Titel "Huur" in Burgerlijk Wetboek

Den Haag, 6 september 2000  

In een nota aan de Tweede kamer antwoorden de Minister van Justitie, Korthals, en de Staatssecretaris van VROM, Remkes op een aantal vragen over het wetvoorstel Titel 7.4 (Huur) van het Burgerlijk Wetboek. Een aantal vragen hadden betrekking op geluidhinder. Hieronder enkele gedeelten uit deze nota.

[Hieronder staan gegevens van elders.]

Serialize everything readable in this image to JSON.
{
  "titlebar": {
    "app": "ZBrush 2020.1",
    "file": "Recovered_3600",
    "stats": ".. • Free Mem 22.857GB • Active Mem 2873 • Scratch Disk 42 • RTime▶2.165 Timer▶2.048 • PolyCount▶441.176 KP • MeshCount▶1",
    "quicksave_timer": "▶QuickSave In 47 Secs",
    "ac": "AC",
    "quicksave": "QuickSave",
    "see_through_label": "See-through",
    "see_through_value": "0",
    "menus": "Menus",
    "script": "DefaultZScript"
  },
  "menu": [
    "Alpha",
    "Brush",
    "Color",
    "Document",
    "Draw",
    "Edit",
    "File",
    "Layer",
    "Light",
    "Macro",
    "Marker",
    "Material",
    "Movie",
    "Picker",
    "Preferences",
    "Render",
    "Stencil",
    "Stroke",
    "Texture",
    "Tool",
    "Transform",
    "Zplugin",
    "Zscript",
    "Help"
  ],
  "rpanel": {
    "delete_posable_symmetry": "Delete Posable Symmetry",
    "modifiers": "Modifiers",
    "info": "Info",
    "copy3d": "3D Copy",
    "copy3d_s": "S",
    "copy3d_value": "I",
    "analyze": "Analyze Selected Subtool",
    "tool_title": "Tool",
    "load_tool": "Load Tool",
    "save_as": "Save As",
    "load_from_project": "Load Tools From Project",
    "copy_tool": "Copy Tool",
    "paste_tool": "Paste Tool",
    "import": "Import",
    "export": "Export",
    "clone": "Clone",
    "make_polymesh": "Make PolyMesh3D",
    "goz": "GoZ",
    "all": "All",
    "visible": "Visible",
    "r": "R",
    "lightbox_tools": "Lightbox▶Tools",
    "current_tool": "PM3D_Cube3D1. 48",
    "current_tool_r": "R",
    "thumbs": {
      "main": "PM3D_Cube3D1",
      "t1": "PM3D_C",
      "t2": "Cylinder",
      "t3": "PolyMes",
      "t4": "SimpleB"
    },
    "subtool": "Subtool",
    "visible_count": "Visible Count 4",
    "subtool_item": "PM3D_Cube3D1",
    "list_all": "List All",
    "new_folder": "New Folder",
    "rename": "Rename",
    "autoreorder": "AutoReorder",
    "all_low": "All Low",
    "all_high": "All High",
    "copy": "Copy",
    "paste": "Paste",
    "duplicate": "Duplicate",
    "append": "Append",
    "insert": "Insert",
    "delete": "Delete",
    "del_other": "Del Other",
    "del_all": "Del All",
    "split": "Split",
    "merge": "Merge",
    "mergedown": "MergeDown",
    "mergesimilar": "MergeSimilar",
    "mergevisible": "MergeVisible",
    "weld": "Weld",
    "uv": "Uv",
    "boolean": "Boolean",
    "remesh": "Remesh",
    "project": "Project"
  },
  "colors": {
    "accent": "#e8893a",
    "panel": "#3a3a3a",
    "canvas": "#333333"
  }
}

Verhuurder niet aansprakelijk voor hinder door verkeerslawaai

De vaste Kamercommissie voor Justitie heeft gevraagd of geluidhinder door het verkeer als een gebrek kan worden aangemerkt. Is op dit punt niets naders overeengekomen, dan komt het in de eerste plaats erop aan welk genot de huurder van een goed onderhouden zaak van deze soort mocht verwachten. Gaat het om een huis aan een drukke straat in de stad, dan zal hij bij het aangaan van de huur niet mogen verwachten dat geen geluidhinder ten gevolge van het verkeer bestaat. In geval van een huis aan een stille weg op het platteland, zal hij dit in beginsel wel mogen verwachten; indien naderhand toch geluidhinder optreedt, is dit echter een louter feitelijke stoornis, die geen gebrek oplevert en waarvoor de verhuurder dus niet aansprakelijk is. In beide gevallen kan ten gunste van de huurder anders overeengekomen worden. Volledigheidshalve dient daaraan te worden toegevoegd dat (ernstige) geluidhinder bij woningen een rol kan spelen in het woningwaarderingsstelsel, berustend op artikel 10 UHW van wetsvoorstel 26 090. De geluidhinder kan leiden tot een lagere maximale huurprijsgrens. Er is dan sprake van een gebrek, krachtens de algemene maatregel van bestuur bedoeld in artikel 241.

Geluidoverlast van medehuurders

Vervolgens heeft de Commissie de kwestie van geluidhinder veroorzaakt door derden, zoals bijvoorbeeld medehuurders, aan de orde gesteld. Onderscheiden moet inderdaad worden tussen enerzijds de situatie dat de verhuurder zowel aan de overlast veroorzakende huurder als aan de overlast ondervindende huurder verhuurt, en anderzijds de situatie dat verhuurder geen contractuele band heeft met de overlast veroorzakende personen. In het eerste geval levert het feit dat de verhuurder geen gebruik maakt van zijn bevoegdheid om tegen zijn overlast veroorzakende huurder op te treden een gebrek op jegens zijn overlast ondervindende huurder. Dit geval valt immers niet onder de uitzondering van artikel 204 lid 3; verwezen moge worden naar de memorie van toelichting bij genoemd artikel onder 4. De huurder kan derhalve herstel van dit gebrek vorderen op grond van de onderhavige regeling. Bovendien heeft de verhuurder in een dergelijk geval de mogelijkheid de overlastveroorzaker de huur op te zeggen op grond van artikel 274 lid 1 onder a. 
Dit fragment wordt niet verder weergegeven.